IL CLAN. 23 febbraio 2014.
A Trieste è consolidato un sistema di malaffare che governa la città indisturbato dal lontano 1954 anno della disgraziata “seconda redenzione” di una città che dopo la seconda guerra mondiale sperava finalmente di potersi scrollare dal giogo italiano.
I primi venticinque anni di dominazione italiana erano stati contraddistinti dalla durezza assoluta del regime nazionalista fascista. E la città porto della Mitteleuropa era stata devastata dalla brutalità di una occupazione che ne aveva da subito cercato di spazzare le secolari radici multietniche.

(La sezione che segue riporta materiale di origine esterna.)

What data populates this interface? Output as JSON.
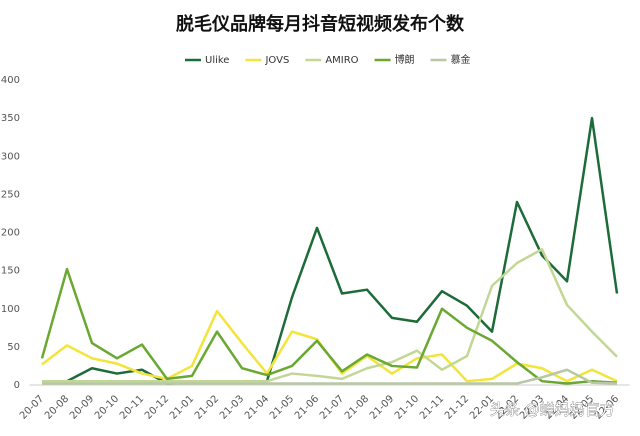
{
  "chart_data": {
    "type": "line",
    "title": "脱毛仪品牌每月抖音短视频发布个数",
    "categories": [
      "20-07",
      "20-08",
      "20-09",
      "20-10",
      "20-11",
      "20-12",
      "21-01",
      "21-02",
      "21-03",
      "21-04",
      "21-05",
      "21-06",
      "21-07",
      "21-08",
      "21-09",
      "21-10",
      "21-11",
      "21-12",
      "22-01",
      "22-02",
      "22-03",
      "22-04",
      "22-05",
      "22-06"
    ],
    "series": [
      {
        "name": "Ulike",
        "color": "#1d6b38",
        "values": [
          4,
          5,
          22,
          15,
          20,
          2,
          3,
          4,
          3,
          5,
          115,
          206,
          120,
          125,
          88,
          83,
          123,
          104,
          70,
          240,
          170,
          136,
          350,
          120
        ]
      },
      {
        "name": "JOVS",
        "color": "#f3e43c",
        "values": [
          27,
          52,
          35,
          28,
          15,
          8,
          25,
          97,
          55,
          15,
          70,
          60,
          15,
          38,
          15,
          35,
          40,
          5,
          8,
          28,
          22,
          5,
          20,
          5
        ]
      },
      {
        "name": "AMIRO",
        "color": "#c3d795",
        "values": [
          5,
          5,
          5,
          5,
          5,
          5,
          5,
          5,
          5,
          5,
          15,
          12,
          8,
          22,
          30,
          45,
          20,
          38,
          130,
          160,
          178,
          105,
          70,
          37
        ]
      },
      {
        "name": "博朗",
        "color": "#6aa832",
        "values": [
          35,
          152,
          55,
          35,
          53,
          8,
          12,
          70,
          22,
          13,
          25,
          58,
          18,
          40,
          25,
          23,
          100,
          75,
          58,
          30,
          5,
          2,
          5,
          3
        ]
      },
      {
        "name": "慕金",
        "color": "#b8c8a6",
        "values": [
          2,
          2,
          2,
          2,
          2,
          2,
          2,
          2,
          2,
          2,
          2,
          2,
          2,
          2,
          2,
          2,
          2,
          2,
          2,
          2,
          10,
          20,
          3,
          2
        ]
      }
    ],
    "ylim": [
      0,
      400
    ],
    "yticks": [
      0,
      50,
      100,
      150,
      200,
      250,
      300,
      350,
      400
    ],
    "grid": false,
    "watermark": "头条 @蝉妈妈官方"
  }
}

Le leggi dello Stato italiano qui venivano fatte rispettare, con la violenza tipica di chi si considerava “razza superiore”, dai tribunali speciali. L’ordinamento italiano delle camorre integrato dalle leggi razziali sostituiva così quello ordinato e tollerante austriaco che per secoli aveva permesso lo sviluppo della città Stato di Trieste e del suo porto.
Dopo la cessazione della sovranità italiana su Trieste, durata 23 anni (1920 -1943), con la firma del trattato di pace avvenuta il 10 febbraio del 1947, la speranza dei triestini di potere finalmente liberarsi dal tallone italiano venne vanificata il 5 ottobre 1954 con il passaggio di consegne avvenuto tra il Governo Militare Alleato (G.M.A.) e quello italiano.

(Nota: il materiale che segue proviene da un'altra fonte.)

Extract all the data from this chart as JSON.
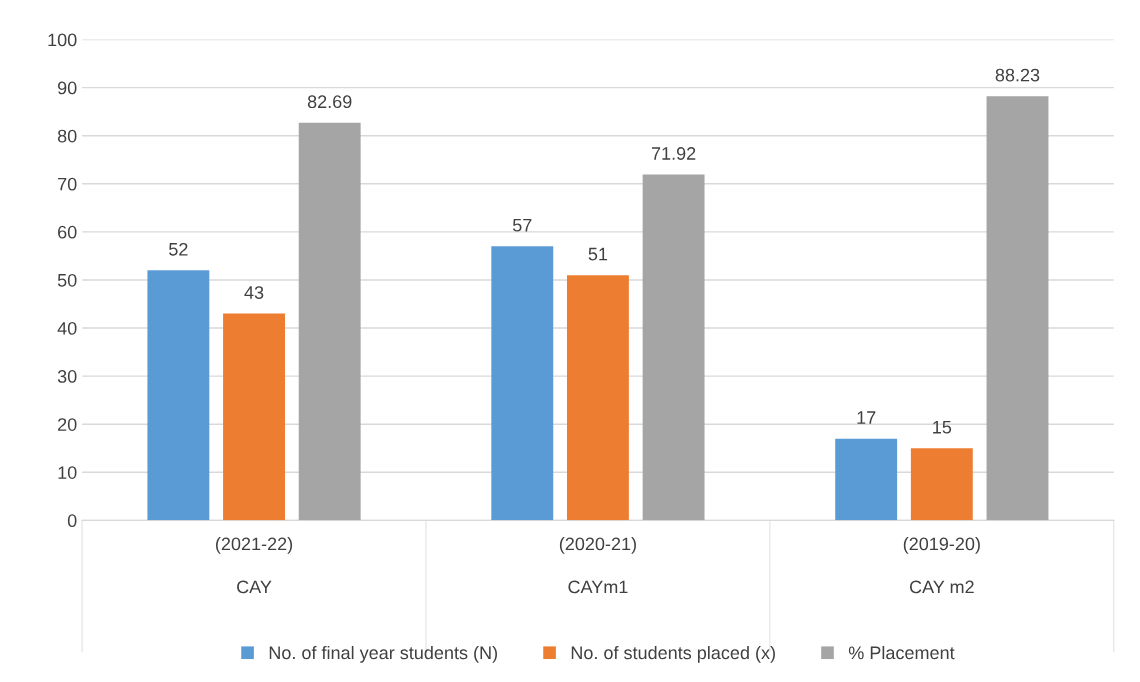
{
  "chart_data": {
    "type": "bar",
    "categories": [
      "(2021-22)\nCAY",
      "(2020-21)\nCAYm1",
      "(2019-20)\nCAY m2"
    ],
    "series": [
      {
        "name": "No. of final year students (N)",
        "color": "#5b9bd5",
        "values": [
          52,
          57,
          17
        ]
      },
      {
        "name": "No. of students placed (x)",
        "color": "#ed7d31",
        "values": [
          43,
          51,
          15
        ]
      },
      {
        "name": "% Placement",
        "color": "#a5a5a5",
        "values": [
          82.69,
          71.92,
          88.23
        ]
      }
    ],
    "ylim": [
      0,
      100
    ],
    "yticks": [
      0,
      10,
      20,
      30,
      40,
      50,
      60,
      70,
      80,
      90,
      100
    ],
    "grid": "y",
    "legend": "bottom",
    "data_labels": true
  }
}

L’Italia non ha poteri su Trieste. È il suo Governo ad avere l’amministrazione provvisoria della Zona A del Territorio Libero affidata al proprio Governo. Eppure i suoi funzionari non persero tempo, simulando quasi immediatamente la sovranità italiana su Trieste. Vi imposero leggi incompatibili e calpestarono i diritti dei cittadini. Ma non si trattava più del Regno d’Italia. Questa era la neonata Repubblica italiana.

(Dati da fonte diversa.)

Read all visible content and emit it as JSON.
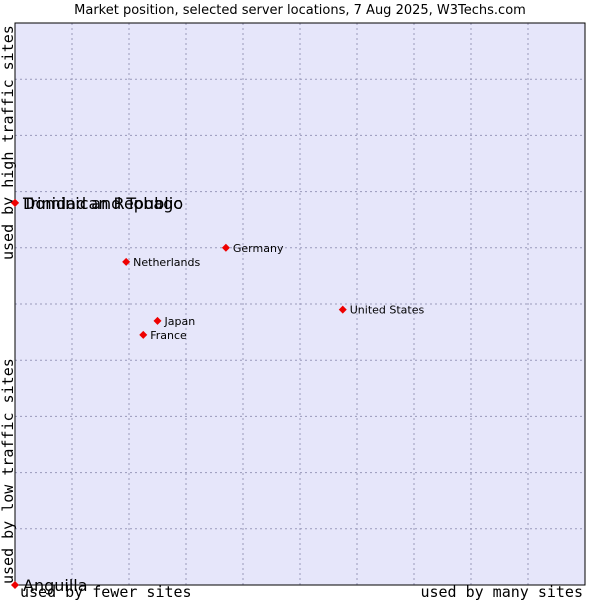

Nella sostanza però poco era cambiato. Per l’Italia fascista Trieste era il simbolo di una guerra vinta nel nome dell’irredentismo nazionalista; per l’Italia repubblicana Trieste era il simbolo dell’unità nazionale preservata nonostante la cocente sconfitta patita durante la seconda guerra mondiale.
L’Italia per mantenere Trieste sotto il suo controllo non aveva esitato ad impiegare ogni mezzo disponibile cercando di condizionare le scelte degli stessi Alleati. Durante il periodo del “risveglio democratico” del G.M.A. (1947-1954) a Trieste venne scaricata la feccia nazionalista italiana fatta di ex squadristi fuorilegge e di militari coperti dai “nuovi” servizi ancora sotto controllo del vecchio regime fascista.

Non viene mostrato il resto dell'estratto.